Wednesday, August 7, 2013

Hot (not): a cold blast from the past


I concluded Hot: Climate change happening at record pace with the following program note.
I have one more climate change story from last Saturday's OND, one about how a rapid climate change in the other direction may have contributed to extinctions.  Stay tuned.
The story comes from the BBC.

Ice core data supports ancient space impact idea
By Simon Redfern Reporter, BBC News
August 1, 2013
New data from Greenland ice cores suggest North America may have suffered a large cosmic impact about 12,900 years ago.

A layer of platinum is seen in ice of the same age as a known abrupt climate transition, US scientists report.

The climate flip has previously been linked to the demise of the North American "Clovis" people.

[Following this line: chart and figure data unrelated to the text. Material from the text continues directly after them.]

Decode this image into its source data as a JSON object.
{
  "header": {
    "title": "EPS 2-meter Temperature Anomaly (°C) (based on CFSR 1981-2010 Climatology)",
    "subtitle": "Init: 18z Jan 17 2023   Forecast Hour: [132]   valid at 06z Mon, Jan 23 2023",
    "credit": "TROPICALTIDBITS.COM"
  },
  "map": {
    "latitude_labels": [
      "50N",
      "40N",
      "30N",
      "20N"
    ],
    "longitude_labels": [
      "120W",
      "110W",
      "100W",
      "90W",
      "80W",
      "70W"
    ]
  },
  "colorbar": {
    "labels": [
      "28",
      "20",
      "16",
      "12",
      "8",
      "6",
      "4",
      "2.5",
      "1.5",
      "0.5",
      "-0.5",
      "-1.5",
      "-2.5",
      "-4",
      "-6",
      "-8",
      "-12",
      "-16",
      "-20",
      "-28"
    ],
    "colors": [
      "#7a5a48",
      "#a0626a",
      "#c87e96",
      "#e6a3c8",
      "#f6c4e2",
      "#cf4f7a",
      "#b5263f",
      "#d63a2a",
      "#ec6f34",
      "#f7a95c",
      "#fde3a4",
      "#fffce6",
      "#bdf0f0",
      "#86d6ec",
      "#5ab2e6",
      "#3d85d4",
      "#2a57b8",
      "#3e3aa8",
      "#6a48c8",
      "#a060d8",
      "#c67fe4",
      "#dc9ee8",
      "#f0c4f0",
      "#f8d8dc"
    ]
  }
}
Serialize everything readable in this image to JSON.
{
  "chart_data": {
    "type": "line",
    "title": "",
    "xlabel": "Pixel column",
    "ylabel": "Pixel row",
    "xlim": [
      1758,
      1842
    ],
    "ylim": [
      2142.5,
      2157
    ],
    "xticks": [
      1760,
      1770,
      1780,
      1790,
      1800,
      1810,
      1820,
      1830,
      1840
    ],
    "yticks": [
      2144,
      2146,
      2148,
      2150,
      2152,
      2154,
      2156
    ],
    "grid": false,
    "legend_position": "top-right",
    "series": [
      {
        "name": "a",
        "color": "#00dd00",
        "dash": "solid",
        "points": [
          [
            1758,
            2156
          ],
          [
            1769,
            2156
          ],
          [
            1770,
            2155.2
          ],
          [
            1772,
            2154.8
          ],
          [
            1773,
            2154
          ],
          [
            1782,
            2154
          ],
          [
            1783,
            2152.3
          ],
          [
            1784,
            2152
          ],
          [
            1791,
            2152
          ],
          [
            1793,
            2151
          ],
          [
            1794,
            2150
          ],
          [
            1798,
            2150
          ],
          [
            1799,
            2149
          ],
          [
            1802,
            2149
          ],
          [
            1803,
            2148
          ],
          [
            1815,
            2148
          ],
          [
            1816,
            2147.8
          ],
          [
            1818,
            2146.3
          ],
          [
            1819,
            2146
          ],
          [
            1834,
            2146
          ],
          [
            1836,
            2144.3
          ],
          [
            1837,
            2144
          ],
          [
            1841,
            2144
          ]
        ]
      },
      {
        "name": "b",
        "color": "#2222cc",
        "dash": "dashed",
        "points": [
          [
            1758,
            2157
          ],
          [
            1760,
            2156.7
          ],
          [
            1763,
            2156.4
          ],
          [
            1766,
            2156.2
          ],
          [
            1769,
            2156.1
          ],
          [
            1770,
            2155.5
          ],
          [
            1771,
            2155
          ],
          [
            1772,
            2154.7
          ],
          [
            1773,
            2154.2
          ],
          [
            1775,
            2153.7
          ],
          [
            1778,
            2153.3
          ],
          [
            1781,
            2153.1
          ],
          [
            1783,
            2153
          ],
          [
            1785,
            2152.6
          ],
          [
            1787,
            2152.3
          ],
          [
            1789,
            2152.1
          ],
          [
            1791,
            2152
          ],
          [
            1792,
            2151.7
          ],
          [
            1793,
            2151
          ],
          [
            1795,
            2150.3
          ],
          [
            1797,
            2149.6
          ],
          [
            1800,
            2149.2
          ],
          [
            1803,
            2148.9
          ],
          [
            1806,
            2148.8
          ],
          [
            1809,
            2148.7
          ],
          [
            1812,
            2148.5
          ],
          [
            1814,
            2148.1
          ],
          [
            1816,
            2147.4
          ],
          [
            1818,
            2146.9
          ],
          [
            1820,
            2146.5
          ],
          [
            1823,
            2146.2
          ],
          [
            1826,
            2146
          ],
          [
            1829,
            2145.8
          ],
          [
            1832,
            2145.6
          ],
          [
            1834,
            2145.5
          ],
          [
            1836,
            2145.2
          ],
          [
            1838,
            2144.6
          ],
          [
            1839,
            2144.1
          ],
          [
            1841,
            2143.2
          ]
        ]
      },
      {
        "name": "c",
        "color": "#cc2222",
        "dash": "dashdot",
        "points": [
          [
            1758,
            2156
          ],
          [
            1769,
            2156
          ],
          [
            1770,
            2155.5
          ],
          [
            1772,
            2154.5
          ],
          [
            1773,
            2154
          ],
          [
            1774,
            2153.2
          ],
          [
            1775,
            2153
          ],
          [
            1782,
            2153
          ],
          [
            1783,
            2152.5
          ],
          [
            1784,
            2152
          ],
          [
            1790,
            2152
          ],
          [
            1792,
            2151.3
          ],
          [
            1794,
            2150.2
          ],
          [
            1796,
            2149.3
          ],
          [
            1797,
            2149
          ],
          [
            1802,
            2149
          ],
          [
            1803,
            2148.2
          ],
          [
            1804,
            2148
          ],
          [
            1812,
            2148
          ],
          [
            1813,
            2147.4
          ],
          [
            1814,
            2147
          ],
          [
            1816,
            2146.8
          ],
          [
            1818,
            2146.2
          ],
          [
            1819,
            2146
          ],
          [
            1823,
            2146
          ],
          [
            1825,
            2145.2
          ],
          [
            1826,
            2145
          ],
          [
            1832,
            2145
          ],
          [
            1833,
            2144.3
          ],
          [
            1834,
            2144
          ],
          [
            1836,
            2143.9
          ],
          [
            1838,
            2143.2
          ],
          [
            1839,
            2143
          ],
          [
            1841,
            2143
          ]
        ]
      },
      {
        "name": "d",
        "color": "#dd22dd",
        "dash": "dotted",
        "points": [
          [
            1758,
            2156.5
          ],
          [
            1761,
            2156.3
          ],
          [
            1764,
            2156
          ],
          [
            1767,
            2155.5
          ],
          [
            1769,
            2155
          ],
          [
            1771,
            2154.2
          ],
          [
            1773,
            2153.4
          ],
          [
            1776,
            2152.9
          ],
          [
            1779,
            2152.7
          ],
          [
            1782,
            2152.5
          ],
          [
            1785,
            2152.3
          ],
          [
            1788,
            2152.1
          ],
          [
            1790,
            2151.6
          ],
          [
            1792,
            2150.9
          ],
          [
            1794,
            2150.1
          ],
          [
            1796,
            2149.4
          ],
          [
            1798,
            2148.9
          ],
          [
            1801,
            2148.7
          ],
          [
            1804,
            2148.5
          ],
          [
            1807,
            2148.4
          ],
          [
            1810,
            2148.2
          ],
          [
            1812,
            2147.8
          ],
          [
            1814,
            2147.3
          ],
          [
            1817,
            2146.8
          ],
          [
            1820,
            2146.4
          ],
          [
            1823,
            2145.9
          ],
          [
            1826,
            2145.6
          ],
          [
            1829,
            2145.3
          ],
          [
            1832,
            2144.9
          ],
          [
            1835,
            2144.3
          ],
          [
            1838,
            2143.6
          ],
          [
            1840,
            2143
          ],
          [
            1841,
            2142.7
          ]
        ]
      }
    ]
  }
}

The data seem to back the idea that an impact tipped the climate into a colder phase, a point of current debate.
The tip back to a colder climate is not the issue.  In fact, it's a key point of "An Inconvenient Truth," which I'm showing to my Environmental Science class this week.  Here's the relevant question from the worksheet.
What is the likely effect of the melting of the Greenland ice cap on ocean circulation and global climate?
In the movie, the idea is that the release of meltwater from a large glacial lake diluted the Gulf Stream, causing the water to become less dense and unable to sink to the bottom of the ocean off Greenland, jamming up the global thermohaline circulation and sending the planet back into an ice age for another thousand years.  An analogous melt of water from the Greenland icecap, which is beginning to happen, would do much the same thing, slowing ocean circulation and cooling Europe.  Both of those are indeed taking place.

The effect of the proposed meteor impact would be that the explosion itself caused the flood and then added the cooling effects of all the dust from the impact on top of it.  That doesn't mean that the slowing of the Gulf Stream and cooling of the area around the North Atlantic isn't going to happen; it already is.  Instead, it means that the magnitude of the cooling that results won't be as big as happened 12,900 years ago.  That might actually be a good thing.

Another thing the impact would do would be to lessen the culpability of humans in the extinction of large mammals in North America and Europe at the time.  Humans definitely contributed, but a meteor impact would definitely shift some of the responsibility off of our ancestors.  It would also make the case for the deadliness of asteroid impacts, as if that wasn't already in the news.